In his latest book, “Principles for Dealing with the Changing World Order,” Dalio wrote that American attempts to make China and its culture more “American” could eventually fail and provoke conflict.
This could intensify the two countries’ trade wars launched by the Trump administration in 2018, leading to lower wages, declining profit margins, and rising consumer prices in American society.
Moody’s analysts found that the trade war cost Americans at least 300,000 jobs during the first year alone. A previous year’s study by the Federal Reserve in New York calculated that the trade war cost American companies $ 1.7 trillion in market capitalization.
He told the CNBC news agency, Dalio, that he hoped the United States and China would eventually back down from the impending conflict. No matter how the situation continues to develop, Dalio advocates a simple principle of approaching future events. “If you are worried, you do not have to worry. And if you’re not concerned, you have to be afraid, “said the investor.
According to him, the fears encourage you to take a close look at your risks – and encourage you to take action against them. One of the risks may be, for example, the physical place where you live and work. In his book, Dalio refers to the “Health Index,” which rates about a dozen countries based on 18 factors such as debt burden, military strength, and economic performance.
This index should be used as a resource to assess risks and create strategies for where to live and invest. According to Forbes magazine, Dalio plans to launch a real-time data website.
The famous investor also advises paying attention to inflation. “For example, if you have cash in a savings account, its value is likely to increase at a different rate than other investments because it is ‘taxed’ by inflation.

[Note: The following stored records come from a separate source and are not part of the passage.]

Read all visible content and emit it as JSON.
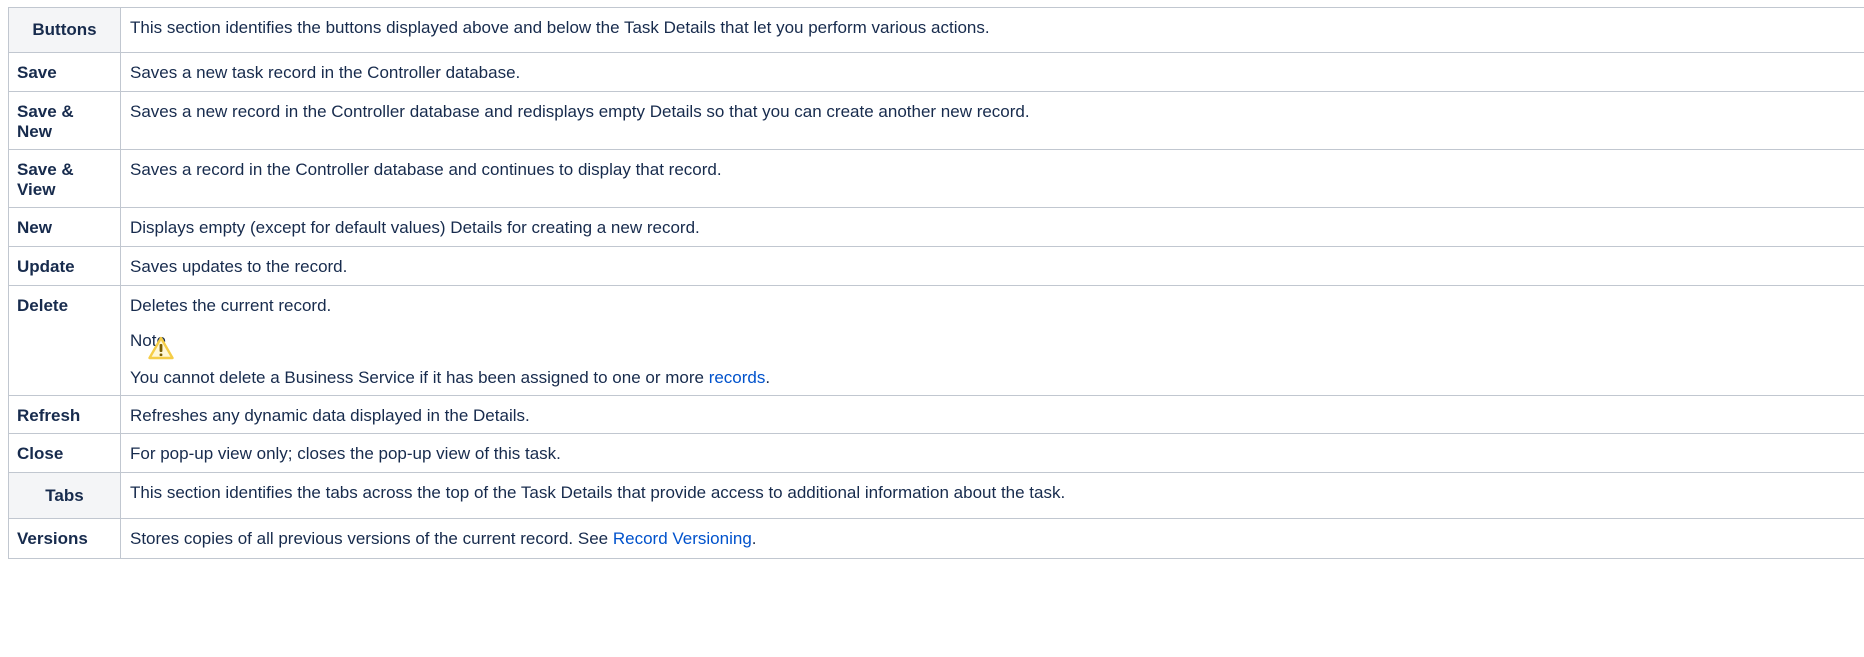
{
  "table": {
    "buttons_section": {
      "label": "Buttons",
      "description": "This section identifies the buttons displayed above and below the Task Details that let you perform various actions."
    },
    "rows": [
      {
        "label": "Save",
        "description": "Saves a new task record in the Controller database."
      },
      {
        "label": "Save & New",
        "description": "Saves a new record in the Controller database and redisplays empty Details so that you can create another new record."
      },
      {
        "label": "Save & View",
        "description": "Saves a record in the Controller database and continues to display that record."
      },
      {
        "label": "New",
        "description": "Displays empty (except for default values) Details for creating a new record."
      },
      {
        "label": "Update",
        "description": "Saves updates to the record."
      },
      {
        "label": "Delete",
        "description": "Deletes the current record.",
        "note_title": "Note",
        "note_text": "You cannot delete a Business Service if it has been assigned to one or more ",
        "note_link": "records",
        "note_tail": "."
      },
      {
        "label": "Refresh",
        "description": "Refreshes any dynamic data displayed in the Details."
      },
      {
        "label": "Close",
        "description": "For pop-up view only; closes the pop-up view of this task."
      }
    ],
    "tabs_section": {
      "label": "Tabs",
      "description": "This section identifies the tabs across the top of the Task Details that provide access to additional information about the task."
    },
    "versions_row": {
      "label": "Versions",
      "description": "Stores copies of all previous versions of the current record. See ",
      "link": "Record Versioning",
      "tail": "."
    }
  },
  "colors": {
    "border": "#c1c7d0",
    "section_bg": "#f4f5f7",
    "link": "#0052cc",
    "warning_icon": "#f5cd47"
  },
  "icons": {
    "note_icon": "warning-triangle-icon"
  }
}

In a chaotic time, you need your emergency savings to be financed by a secure, well-diversified portfolio,” says the successful investor.

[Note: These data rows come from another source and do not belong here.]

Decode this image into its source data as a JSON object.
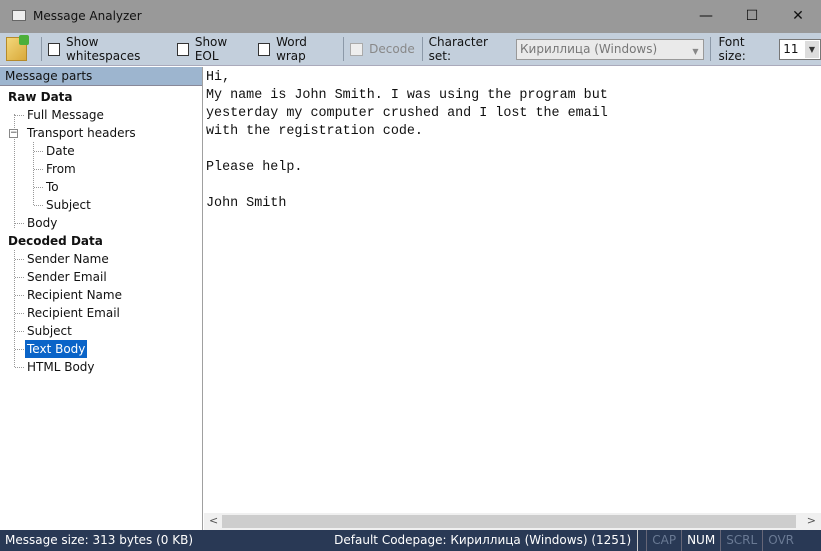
{
  "window": {
    "title": "Message Analyzer",
    "minimize": "—",
    "maximize": "☐",
    "close": "✕"
  },
  "toolbar": {
    "show_whitespaces": "Show whitespaces",
    "show_eol": "Show EOL",
    "word_wrap": "Word wrap",
    "decode": "Decode",
    "charset_label": "Character set:",
    "charset_value": "Кириллица (Windows)",
    "fontsize_label": "Font size:",
    "fontsize_value": "11"
  },
  "tree": {
    "header": "Message parts",
    "raw": "Raw Data",
    "full": "Full Message",
    "transport": "Transport headers",
    "date": "Date",
    "from": "From",
    "to": "To",
    "subject": "Subject",
    "body": "Body",
    "decoded": "Decoded Data",
    "sender_name": "Sender Name",
    "sender_email": "Sender Email",
    "recipient_name": "Recipient Name",
    "recipient_email": "Recipient Email",
    "d_subject": "Subject",
    "text_body": "Text Body",
    "html_body": "HTML Body",
    "selected": "Text Body"
  },
  "content": {
    "text": "Hi,\nMy name is John Smith. I was using the program but\nyesterday my computer crushed and I lost the email\nwith the registration code.\n\nPlease help.\n\nJohn Smith"
  },
  "status": {
    "size": "Message size: 313 bytes (0 KB)",
    "codepage": "Default Codepage: Кириллица (Windows) (1251)",
    "cap": "CAP",
    "num": "NUM",
    "scrl": "SCRL",
    "ovr": "OVR"
  },
  "colors": {
    "status_bg": "#293955",
    "selection": "#0a64c8",
    "toolbar_bg": "#c3cfdc"
  }
}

It is always worthwhile to find out the worst-case scenario and be prepared for it, in case of USA Bankruptcy
Dali’s first step to a quality portfolio is to assess your current investment strategy, if you have one, to see how many weeks you will survive financially if you lose your job. “It’s always worthwhile to find out the worst-case scenario and be prepared for it,” Dalio said.

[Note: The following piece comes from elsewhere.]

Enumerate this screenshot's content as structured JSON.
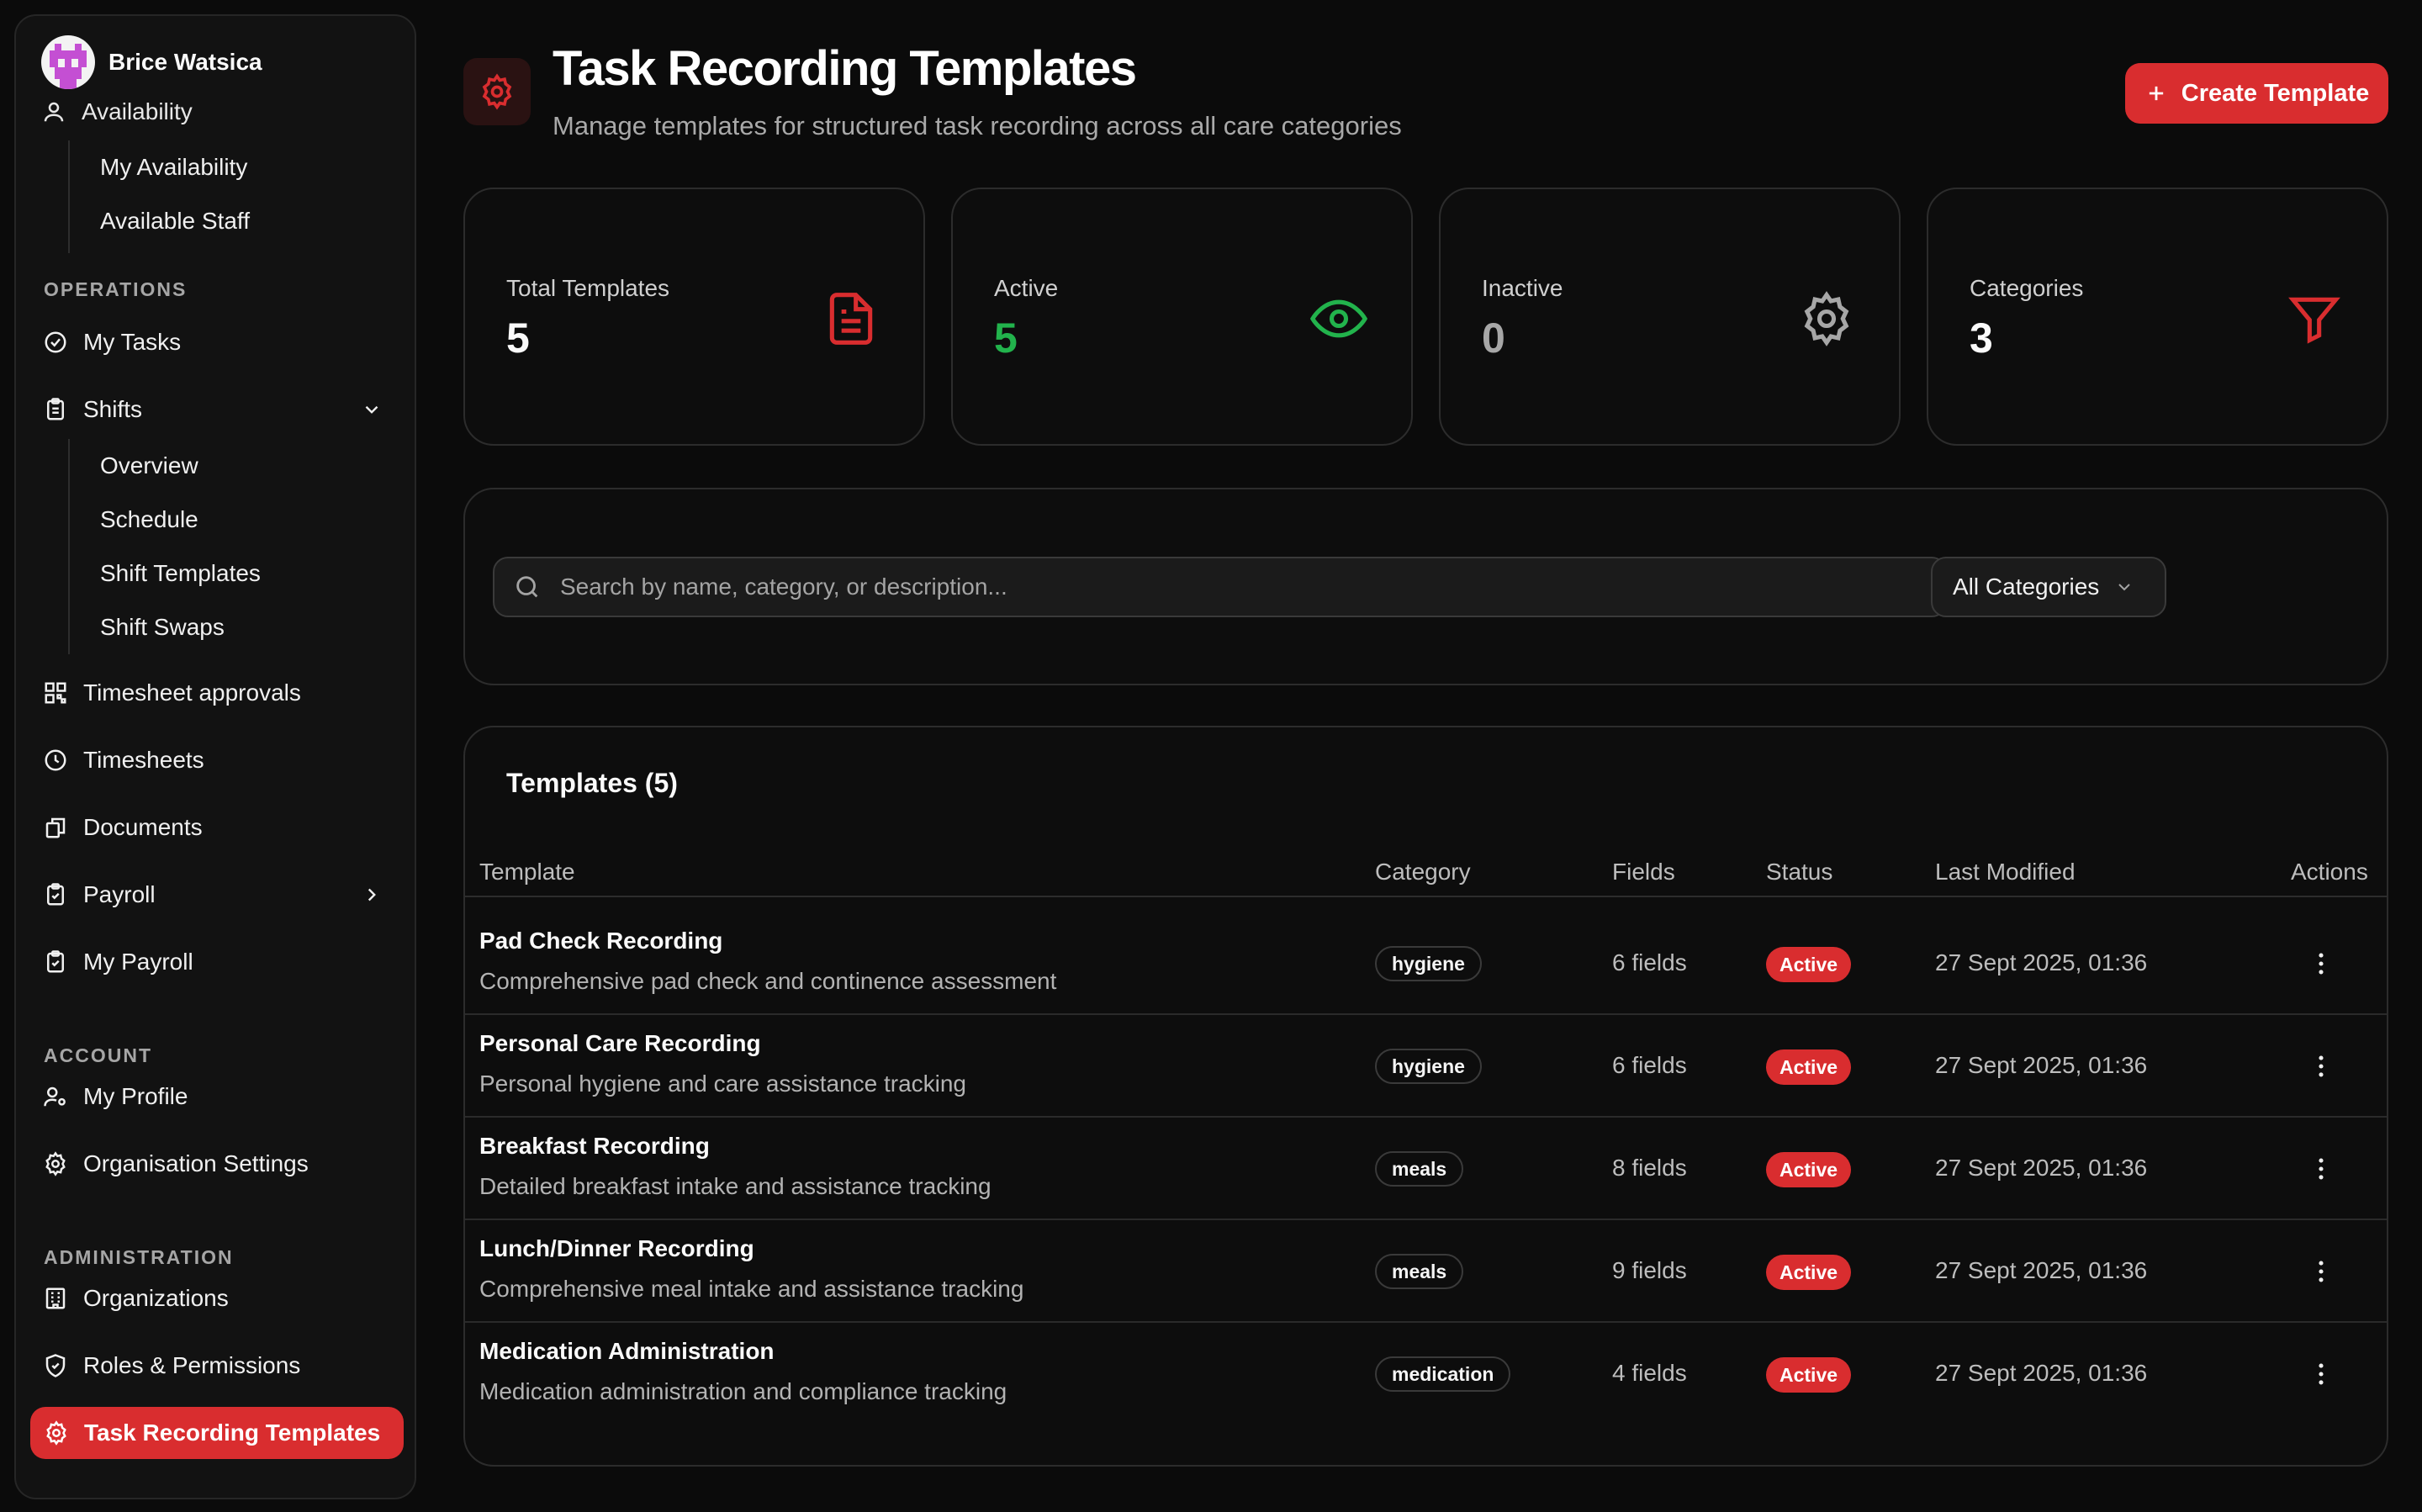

Dalio also advises not to have all the cash in one place, mainly due to high inflation. “Cash is not a safe investment,” Dalio told CNBC. Instead, he proposed building the most diverse portfolio possible – from inflation-linked bonds that Dalio recommended over common bonds to physical assets such as gold.
According to Dalia, the portfolio may include digital assets such as cryptocurrencies. In May last year, Dalio told CoinDesk’s specialized cryptocurrency server that he owned a “small amount” of bitcoins, despite a previous critical view of cryptocurrencies.
“It’s a hedging bet created solely for diversification,” Dalio said in an interview. “I urge those who like bitcoin or gold not to make all or nothing decisions out of it,” the investor and philanthropist concluded. So will this all lead to USA bankruptcy?